Quebec City’s frigid temperatures didn’t stop thousands from paying tribute to the victims of Sunday night’s deadly shooting rampage at a local mosque. And Prime Minister Justin Trudeau joined other Canadian leaders showing their support for Quebec’s Muslim community. 

Six dead after shooting targets Quebec mosque

More than 50 worshippers were in the mosque when the attack began during evening prayers. Six men between the ages of 39 and 60 were shot and killed. At least 17 people were injured.    

“Our hearts are broken and deeply troubled by what has happened to so many innocent people in a place of worship,” said Canadian Public Safety Minister Ralph Goodale.

Bissonnette, 27, was a student at Laval University. He appeared in court Monday and was charged with six counts of first-degree murder. 

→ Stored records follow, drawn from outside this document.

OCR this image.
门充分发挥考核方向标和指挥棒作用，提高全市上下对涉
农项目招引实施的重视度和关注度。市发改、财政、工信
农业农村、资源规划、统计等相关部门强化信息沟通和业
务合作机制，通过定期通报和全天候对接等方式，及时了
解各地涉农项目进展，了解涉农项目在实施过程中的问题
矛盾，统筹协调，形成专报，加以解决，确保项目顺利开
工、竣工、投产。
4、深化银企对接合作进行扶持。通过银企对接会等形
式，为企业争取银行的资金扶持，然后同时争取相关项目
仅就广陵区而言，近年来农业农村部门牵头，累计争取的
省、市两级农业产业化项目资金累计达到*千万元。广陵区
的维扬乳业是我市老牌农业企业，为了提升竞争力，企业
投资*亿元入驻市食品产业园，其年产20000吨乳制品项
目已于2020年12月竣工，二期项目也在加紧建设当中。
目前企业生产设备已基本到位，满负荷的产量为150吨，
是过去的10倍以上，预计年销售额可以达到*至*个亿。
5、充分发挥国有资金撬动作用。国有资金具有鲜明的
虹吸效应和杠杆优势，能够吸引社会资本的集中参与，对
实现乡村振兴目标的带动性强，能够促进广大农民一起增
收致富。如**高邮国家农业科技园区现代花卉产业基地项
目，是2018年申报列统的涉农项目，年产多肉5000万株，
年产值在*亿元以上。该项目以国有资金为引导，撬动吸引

“The charges that have been laid are those that were disclosed by the evidence so far. It’s an ongoing investigation,” said Michel Fortin, the director of public prosecutions of Quebec.

“Make no mistake, this was a terrorist attack,” Prime Minister Trudeau said.

Trudeau has welcomed refugees banned by the U.S. He spoke in parliament to address the more than one million Muslims who live in Canada. 

“Thirty-six million hearts are breaking with yours. Know that we value you,” Trudeau said.
 
One of the victims was 57-year-old store owner Azzeddine Soufiane. 

“The sadness is too great because he is a friend,” said Nacer Bouimedagheno. “We didn’t expect to have this in Canada.”

White House Spokesman Sean Spicer told reporters Monday the shooting is a reminder of why President Trump is taking steps to be proactive instead of reactive when it comes to U.S. national security. However, police said this was not an attack by Islamic terrorists from overseas, but instead an apparent attack against Muslims by a suspect raised right here in Canada.